„Kniefall vor der Tierversuchslobby“

Ärztevereinigung kritisiert Entwurf zur Umsetzung der Tierversuchsrichtlinie als völlig unzureichend

Die bundesweite Vereinigung Ärzte gegen Tierversuche (ÄgT) kritisiert Landwirtschaftsministerin Ilse Aigner für ihre im Januar 2012 vorgelegten Entwürfe zur Umsetzung der EU-Tierversuchsrichtlinie in deutsches Recht. Darin werden teilweise die ohnehin unzureichenden EU-Vorgaben unterlaufen und das deutsche Tierschutzgesetz verschlechtert. Der Ärzteverband wirft Aigner einen »Kniefall vor der Tierversuchslobby« vor.

Die EU-Tierversuchsrichtlinie dient dem vorgeblichen Schutz der für Versuche und andere wissenschaftliche Zwecke verwendeten Tiere. Im November 2010 trat die neue Richtlinie in Kraft und löste damit das alte Regelwerk aus dem Jahr 1986 ab. Die Mitgliedstaaten müssen die EU-Vorgaben bis November 2012 in nationales Recht umsetzen. Im Januar 2012 hat das Bundeslandwirtschaftsministerium (BMELV) nun Entwürfe für ein neues Tierschutzgesetz sowie für eine Tierversuchsverordnung vorgelegt.

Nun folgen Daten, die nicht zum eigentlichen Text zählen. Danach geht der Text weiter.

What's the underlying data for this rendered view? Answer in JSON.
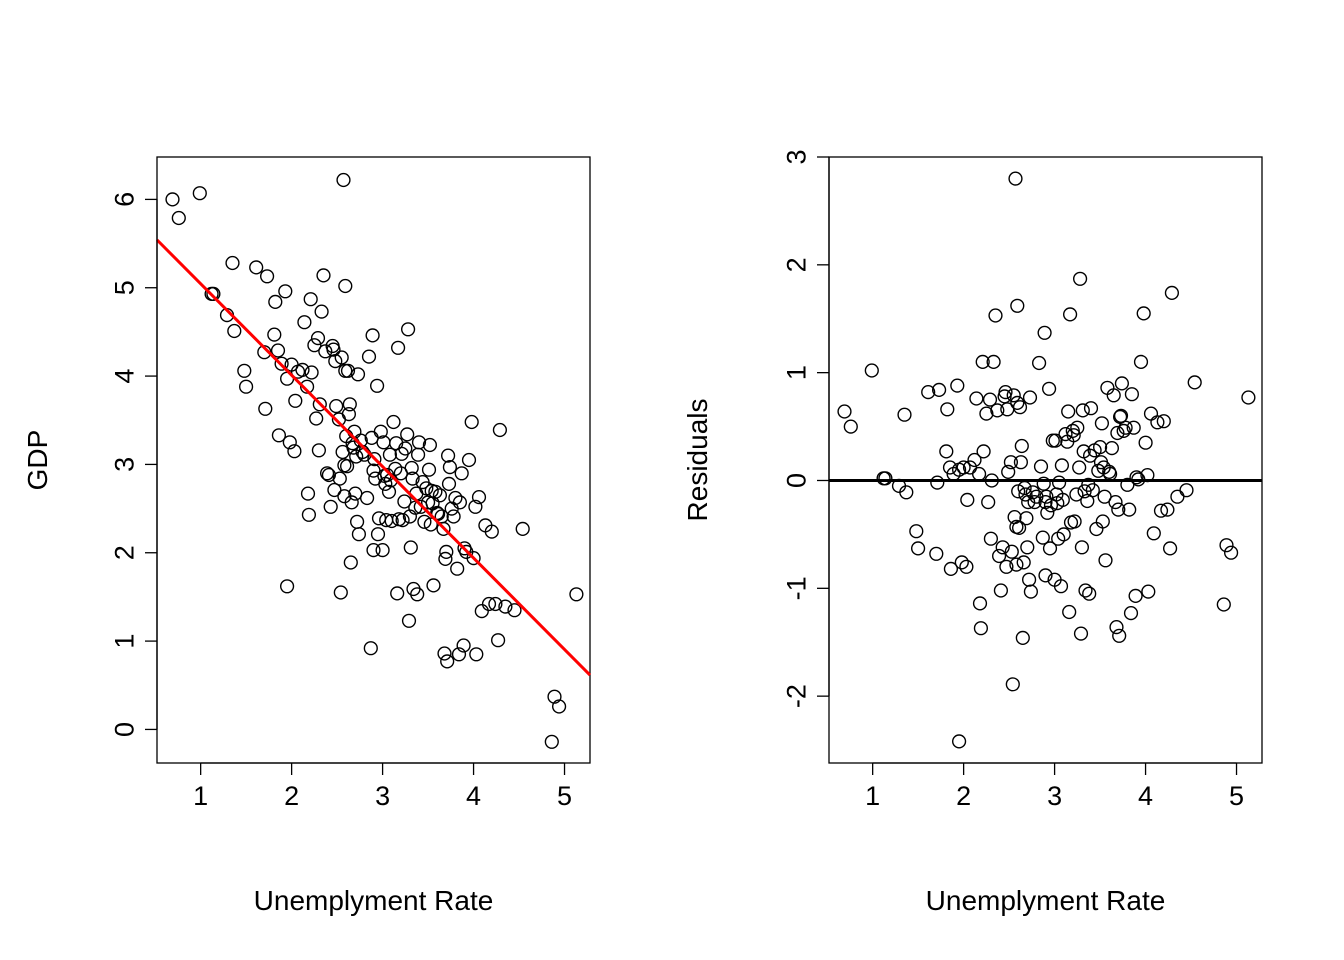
{
  "chart_data": [
    {
      "type": "scatter",
      "xlabel": "Unemplyment Rate",
      "ylabel": "GDP",
      "xlim": [
        0.52,
        5.28
      ],
      "ylim": [
        -0.38,
        6.48
      ],
      "xticks": [
        "1",
        "2",
        "3",
        "4",
        "5"
      ],
      "yticks": [
        "0",
        "1",
        "2",
        "3",
        "4",
        "5",
        "6"
      ],
      "line_color": "#ff0000",
      "regression_line": {
        "intercept": 6.08,
        "slope": -1.035
      },
      "points": [
        [
          0.69,
          6.0
        ],
        [
          0.76,
          5.79
        ],
        [
          0.99,
          6.07
        ],
        [
          1.12,
          4.93
        ],
        [
          1.14,
          4.93
        ],
        [
          1.29,
          4.69
        ],
        [
          1.35,
          5.28
        ],
        [
          1.37,
          4.51
        ],
        [
          1.48,
          4.06
        ],
        [
          1.5,
          3.88
        ],
        [
          1.61,
          5.23
        ],
        [
          1.7,
          4.27
        ],
        [
          1.71,
          3.63
        ],
        [
          1.73,
          5.13
        ],
        [
          1.81,
          4.47
        ],
        [
          1.82,
          4.84
        ],
        [
          1.85,
          4.29
        ],
        [
          1.86,
          3.33
        ],
        [
          1.89,
          4.14
        ],
        [
          1.93,
          4.96
        ],
        [
          1.95,
          3.97
        ],
        [
          1.95,
          1.62
        ],
        [
          1.98,
          3.25
        ],
        [
          2.0,
          4.13
        ],
        [
          2.03,
          3.15
        ],
        [
          2.04,
          3.72
        ],
        [
          2.07,
          4.05
        ],
        [
          2.12,
          4.07
        ],
        [
          2.14,
          4.61
        ],
        [
          2.17,
          3.88
        ],
        [
          2.18,
          2.67
        ],
        [
          2.19,
          2.43
        ],
        [
          2.21,
          4.87
        ],
        [
          2.22,
          4.04
        ],
        [
          2.25,
          4.35
        ],
        [
          2.27,
          3.52
        ],
        [
          2.29,
          4.43
        ],
        [
          2.3,
          3.16
        ],
        [
          2.31,
          3.68
        ],
        [
          2.33,
          4.73
        ],
        [
          2.35,
          5.14
        ],
        [
          2.37,
          4.28
        ],
        [
          2.39,
          2.9
        ],
        [
          2.41,
          2.88
        ],
        [
          2.43,
          2.52
        ],
        [
          2.45,
          4.34
        ],
        [
          2.46,
          4.3
        ],
        [
          2.47,
          2.71
        ],
        [
          2.48,
          4.17
        ],
        [
          2.49,
          3.66
        ],
        [
          2.52,
          3.51
        ],
        [
          2.53,
          2.84
        ],
        [
          2.54,
          1.55
        ],
        [
          2.55,
          4.21
        ],
        [
          2.56,
          3.14
        ],
        [
          2.57,
          6.22
        ],
        [
          2.58,
          2.99
        ],
        [
          2.58,
          2.64
        ],
        [
          2.59,
          5.02
        ],
        [
          2.59,
          4.06
        ],
        [
          2.6,
          3.32
        ],
        [
          2.61,
          2.98
        ],
        [
          2.62,
          4.06
        ],
        [
          2.63,
          3.57
        ],
        [
          2.64,
          3.68
        ],
        [
          2.65,
          1.89
        ],
        [
          2.66,
          2.57
        ],
        [
          2.67,
          3.24
        ],
        [
          2.68,
          3.19
        ],
        [
          2.69,
          3.37
        ],
        [
          2.7,
          2.67
        ],
        [
          2.71,
          3.09
        ],
        [
          2.72,
          2.35
        ],
        [
          2.73,
          4.02
        ],
        [
          2.74,
          2.21
        ],
        [
          2.76,
          3.27
        ],
        [
          2.78,
          3.14
        ],
        [
          2.8,
          3.11
        ],
        [
          2.83,
          2.62
        ],
        [
          2.85,
          4.22
        ],
        [
          2.87,
          0.92
        ],
        [
          2.88,
          3.3
        ],
        [
          2.89,
          4.46
        ],
        [
          2.9,
          2.93
        ],
        [
          2.9,
          2.03
        ],
        [
          2.91,
          3.06
        ],
        [
          2.92,
          2.84
        ],
        [
          2.94,
          3.89
        ],
        [
          2.95,
          2.21
        ],
        [
          2.96,
          2.39
        ],
        [
          2.98,
          3.37
        ],
        [
          3.0,
          2.03
        ],
        [
          3.01,
          3.25
        ],
        [
          3.02,
          2.87
        ],
        [
          3.03,
          2.78
        ],
        [
          3.04,
          2.37
        ],
        [
          3.05,
          2.88
        ],
        [
          3.07,
          2.69
        ],
        [
          3.08,
          3.11
        ],
        [
          3.09,
          2.82
        ],
        [
          3.1,
          2.36
        ],
        [
          3.12,
          3.48
        ],
        [
          3.14,
          2.95
        ],
        [
          3.15,
          3.24
        ],
        [
          3.16,
          1.54
        ],
        [
          3.17,
          4.32
        ],
        [
          3.18,
          2.38
        ],
        [
          3.2,
          2.9
        ],
        [
          3.21,
          3.12
        ],
        [
          3.22,
          2.37
        ],
        [
          3.24,
          2.58
        ],
        [
          3.25,
          3.18
        ],
        [
          3.27,
          3.34
        ],
        [
          3.28,
          4.53
        ],
        [
          3.29,
          1.23
        ],
        [
          3.3,
          2.41
        ],
        [
          3.31,
          2.06
        ],
        [
          3.32,
          2.96
        ],
        [
          3.33,
          2.84
        ],
        [
          3.34,
          1.59
        ],
        [
          3.36,
          2.51
        ],
        [
          3.37,
          2.67
        ],
        [
          3.38,
          1.53
        ],
        [
          3.39,
          3.11
        ],
        [
          3.4,
          3.25
        ],
        [
          3.42,
          2.52
        ],
        [
          3.44,
          2.8
        ],
        [
          3.46,
          2.35
        ],
        [
          3.48,
          2.73
        ],
        [
          3.5,
          2.57
        ],
        [
          3.51,
          2.94
        ],
        [
          3.52,
          3.22
        ],
        [
          3.53,
          2.32
        ],
        [
          3.54,
          2.7
        ],
        [
          3.55,
          2.56
        ],
        [
          3.56,
          1.63
        ],
        [
          3.58,
          2.69
        ],
        [
          3.6,
          2.45
        ],
        [
          3.61,
          2.44
        ],
        [
          3.63,
          2.65
        ],
        [
          3.65,
          2.41
        ],
        [
          3.67,
          2.27
        ],
        [
          3.68,
          0.86
        ],
        [
          3.69,
          1.93
        ],
        [
          3.7,
          2.01
        ],
        [
          3.71,
          0.77
        ],
        [
          3.72,
          3.1
        ],
        [
          3.73,
          2.78
        ],
        [
          3.74,
          2.97
        ],
        [
          3.76,
          2.5
        ],
        [
          3.78,
          2.41
        ],
        [
          3.8,
          2.62
        ],
        [
          3.82,
          1.82
        ],
        [
          3.84,
          0.85
        ],
        [
          3.85,
          2.57
        ],
        [
          3.87,
          2.9
        ],
        [
          3.89,
          0.95
        ],
        [
          3.9,
          2.05
        ],
        [
          3.92,
          2.01
        ],
        [
          3.95,
          3.05
        ],
        [
          3.98,
          3.48
        ],
        [
          4.0,
          1.94
        ],
        [
          4.02,
          2.52
        ],
        [
          4.03,
          0.85
        ],
        [
          4.06,
          2.63
        ],
        [
          4.09,
          1.34
        ],
        [
          4.13,
          2.31
        ],
        [
          4.17,
          1.42
        ],
        [
          4.2,
          2.24
        ],
        [
          4.24,
          1.42
        ],
        [
          4.27,
          1.01
        ],
        [
          4.29,
          3.39
        ],
        [
          4.35,
          1.39
        ],
        [
          4.45,
          1.35
        ],
        [
          4.54,
          2.27
        ],
        [
          4.86,
          -0.14
        ],
        [
          4.89,
          0.37
        ],
        [
          4.94,
          0.26
        ],
        [
          5.13,
          1.53
        ]
      ]
    },
    {
      "type": "scatter",
      "xlabel": "Unemplyment Rate",
      "ylabel": "Residuals",
      "xlim": [
        0.52,
        5.28
      ],
      "ylim": [
        -2.62,
        3.0
      ],
      "xticks": [
        "1",
        "2",
        "3",
        "4",
        "5"
      ],
      "yticks": [
        "-2",
        "-1",
        "0",
        "1",
        "2",
        "3"
      ],
      "reference_line": 0,
      "points": [
        [
          0.69,
          0.64
        ],
        [
          0.76,
          0.5
        ],
        [
          0.99,
          1.02
        ],
        [
          1.12,
          0.02
        ],
        [
          1.14,
          0.02
        ],
        [
          1.29,
          -0.05
        ],
        [
          1.35,
          0.61
        ],
        [
          1.37,
          -0.11
        ],
        [
          1.48,
          -0.47
        ],
        [
          1.5,
          -0.63
        ],
        [
          1.61,
          0.82
        ],
        [
          1.7,
          -0.68
        ],
        [
          1.71,
          -0.02
        ],
        [
          1.73,
          0.84
        ],
        [
          1.81,
          0.27
        ],
        [
          1.82,
          0.66
        ],
        [
          1.85,
          0.12
        ],
        [
          1.86,
          -0.82
        ],
        [
          1.89,
          0.06
        ],
        [
          1.93,
          0.88
        ],
        [
          1.95,
          0.1
        ],
        [
          1.95,
          -2.42
        ],
        [
          1.98,
          -0.76
        ],
        [
          2.0,
          0.12
        ],
        [
          2.03,
          -0.8
        ],
        [
          2.04,
          -0.18
        ],
        [
          2.07,
          0.12
        ],
        [
          2.12,
          0.19
        ],
        [
          2.14,
          0.76
        ],
        [
          2.17,
          0.06
        ],
        [
          2.18,
          -1.14
        ],
        [
          2.19,
          -1.37
        ],
        [
          2.21,
          1.1
        ],
        [
          2.22,
          0.27
        ],
        [
          2.25,
          0.62
        ],
        [
          2.27,
          -0.2
        ],
        [
          2.29,
          0.75
        ],
        [
          2.3,
          -0.54
        ],
        [
          2.31,
          0.0
        ],
        [
          2.33,
          1.1
        ],
        [
          2.35,
          1.53
        ],
        [
          2.37,
          0.65
        ],
        [
          2.39,
          -0.7
        ],
        [
          2.41,
          -1.02
        ],
        [
          2.43,
          -0.62
        ],
        [
          2.45,
          0.78
        ],
        [
          2.46,
          0.82
        ],
        [
          2.47,
          -0.8
        ],
        [
          2.48,
          0.66
        ],
        [
          2.49,
          0.08
        ],
        [
          2.52,
          0.17
        ],
        [
          2.53,
          -0.66
        ],
        [
          2.54,
          -1.89
        ],
        [
          2.55,
          0.79
        ],
        [
          2.56,
          -0.34
        ],
        [
          2.57,
          2.8
        ],
        [
          2.58,
          -0.43
        ],
        [
          2.58,
          -0.78
        ],
        [
          2.59,
          1.62
        ],
        [
          2.59,
          0.72
        ],
        [
          2.6,
          -0.1
        ],
        [
          2.61,
          -0.44
        ],
        [
          2.62,
          0.68
        ],
        [
          2.63,
          0.17
        ],
        [
          2.64,
          0.32
        ],
        [
          2.65,
          -1.46
        ],
        [
          2.66,
          -0.76
        ],
        [
          2.67,
          -0.07
        ],
        [
          2.68,
          -0.13
        ],
        [
          2.69,
          -0.35
        ],
        [
          2.7,
          -0.62
        ],
        [
          2.71,
          -0.2
        ],
        [
          2.72,
          -0.92
        ],
        [
          2.73,
          0.77
        ],
        [
          2.74,
          -1.03
        ],
        [
          2.76,
          -0.11
        ],
        [
          2.78,
          -0.2
        ],
        [
          2.8,
          -0.15
        ],
        [
          2.83,
          1.09
        ],
        [
          2.85,
          0.13
        ],
        [
          2.87,
          -0.53
        ],
        [
          2.88,
          -0.03
        ],
        [
          2.89,
          1.37
        ],
        [
          2.9,
          -0.2
        ],
        [
          2.9,
          -0.88
        ],
        [
          2.91,
          -0.15
        ],
        [
          2.92,
          -0.3
        ],
        [
          2.94,
          0.85
        ],
        [
          2.95,
          -0.63
        ],
        [
          2.96,
          -0.23
        ],
        [
          2.98,
          0.37
        ],
        [
          3.0,
          -0.92
        ],
        [
          3.01,
          0.37
        ],
        [
          3.02,
          -0.13
        ],
        [
          3.03,
          -0.21
        ],
        [
          3.04,
          -0.54
        ],
        [
          3.05,
          -0.02
        ],
        [
          3.07,
          -0.98
        ],
        [
          3.08,
          0.14
        ],
        [
          3.09,
          -0.18
        ],
        [
          3.1,
          -0.5
        ],
        [
          3.12,
          0.43
        ],
        [
          3.14,
          0.36
        ],
        [
          3.15,
          0.64
        ],
        [
          3.16,
          -1.22
        ],
        [
          3.17,
          1.54
        ],
        [
          3.18,
          -0.39
        ],
        [
          3.2,
          0.46
        ],
        [
          3.21,
          0.42
        ],
        [
          3.22,
          -0.38
        ],
        [
          3.24,
          -0.13
        ],
        [
          3.25,
          0.49
        ],
        [
          3.27,
          0.12
        ],
        [
          3.28,
          1.87
        ],
        [
          3.29,
          -1.42
        ],
        [
          3.3,
          -0.62
        ],
        [
          3.31,
          0.65
        ],
        [
          3.32,
          0.27
        ],
        [
          3.33,
          -0.1
        ],
        [
          3.34,
          -1.02
        ],
        [
          3.36,
          -0.19
        ],
        [
          3.37,
          -0.04
        ],
        [
          3.38,
          -1.05
        ],
        [
          3.39,
          0.23
        ],
        [
          3.4,
          0.67
        ],
        [
          3.42,
          -0.09
        ],
        [
          3.44,
          0.28
        ],
        [
          3.46,
          -0.45
        ],
        [
          3.48,
          0.09
        ],
        [
          3.5,
          0.31
        ],
        [
          3.51,
          0.17
        ],
        [
          3.52,
          0.53
        ],
        [
          3.53,
          -0.38
        ],
        [
          3.54,
          0.12
        ],
        [
          3.55,
          -0.15
        ],
        [
          3.56,
          -0.74
        ],
        [
          3.58,
          0.86
        ],
        [
          3.6,
          0.08
        ],
        [
          3.61,
          0.06
        ],
        [
          3.63,
          0.3
        ],
        [
          3.65,
          0.79
        ],
        [
          3.67,
          -0.2
        ],
        [
          3.68,
          -1.36
        ],
        [
          3.69,
          0.44
        ],
        [
          3.7,
          -0.27
        ],
        [
          3.71,
          -1.44
        ],
        [
          3.72,
          0.59
        ],
        [
          3.73,
          0.6
        ],
        [
          3.74,
          0.9
        ],
        [
          3.76,
          0.46
        ],
        [
          3.78,
          0.49
        ],
        [
          3.8,
          -0.04
        ],
        [
          3.82,
          -0.27
        ],
        [
          3.84,
          -1.23
        ],
        [
          3.85,
          0.8
        ],
        [
          3.87,
          0.49
        ],
        [
          3.89,
          -1.07
        ],
        [
          3.9,
          0.03
        ],
        [
          3.92,
          0.01
        ],
        [
          3.95,
          1.1
        ],
        [
          3.98,
          1.55
        ],
        [
          4.0,
          0.35
        ],
        [
          4.02,
          0.05
        ],
        [
          4.03,
          -1.03
        ],
        [
          4.06,
          0.62
        ],
        [
          4.09,
          -0.49
        ],
        [
          4.13,
          0.54
        ],
        [
          4.17,
          -0.28
        ],
        [
          4.2,
          0.55
        ],
        [
          4.24,
          -0.27
        ],
        [
          4.27,
          -0.63
        ],
        [
          4.29,
          1.74
        ],
        [
          4.35,
          -0.15
        ],
        [
          4.45,
          -0.09
        ],
        [
          4.54,
          0.91
        ],
        [
          4.86,
          -1.15
        ],
        [
          4.89,
          -0.6
        ],
        [
          4.94,
          -0.67
        ],
        [
          5.13,
          0.77
        ]
      ]
    }
  ]
}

Bereits die EU-Richtlinie ist weit von dem entfernt, was im Sinne einer ethisch einwandfreien und wissenschaftlich sinnvollen Wissenschaft zu fordern wäre, da es versäumt wurde, zeitgemäßen, tierversuchsfreien Methoden den Vorrang zu geben. Stattdessen wird weiter am altertümlichen und unzuverlässigen System Tierversuch festgehalten. Sie bietet jedoch in einigen Bereichen Spielraum, wahlweise höhere oder niedrigere Tierschutzstandards zu schaffen. So können die Mitgliedstaaten Versuche an Menschenaffen untersagen und die Forschung an nicht-menschlichen Primaten einschränken. Nach EU-Vorgabe sollte es zudem aus ethischer Sicht eine Obergrenze für Schmerzen, Leiden und Ängste geben, die in wissenschaftlichen Verfahren nicht überschritten werden darf. Die Ärztevereinigung zeigt sich entsetzt darüber, dass Deutschland von der Möglichkeit der Verschärfung des Tierschutzrechts keinen Gebrauch macht und keine Einschränkung selbst solch besonders in der Kritik stehender Experimente vorsieht.

Auch die Regelung der EU, die vorsieht, dass ethische Überlegungen den Kern der Projektgenehmigung bilden, bleibt im deutschen Entwurf unberücksichtigt. Entgegen der EU-Tierveruchsrichtlinie, die ausdrücklich erlaubt, national bereits bestehende strengere Tierschutzbestimmungen beizubehalten, will das BMELV zudem sogar teilweise das geltende Tierschutzrecht verschlechtern. Vorgesehen ist beispielsweise eine umfangreiche Ausweitung der Zwecke, zu denen Tierversuche erlaubt sein sollen. Zwar bot das alte Tierschutzgesetz auch keine wirksame Einschränkung von Tierversuchen, mit der neuen Reglung will die Bundesregierung nach Ansicht des Ärztevereins jedoch offensichtlich den Tierexperimentatoren auf Kosten der Tiere noch mehr Forschungsfreiheit einräumen.

Die Ärztevereinigung wandte sich in einer Stellungnahme an das zuständige Bundesministerium für Ernährung, Landwirtschaft und Verbraucherschutz und forderte dieses auf, die ohnehin unzureichenden Vorgaben der EU sowie des in Deutschland geltenden Tierschutzgesetzes nicht auch noch zu unterlaufen. Vielmehr müsse endlich den ethischen Wertvorstellungen der Gesellschaft und den Anforderungen an eine moderne, gute Wissenschaft entsprochen werden und ein Paradigmenwechsel hin zu anwendungsorientierter tierversuchsfreier Forschung eingeleitet werden.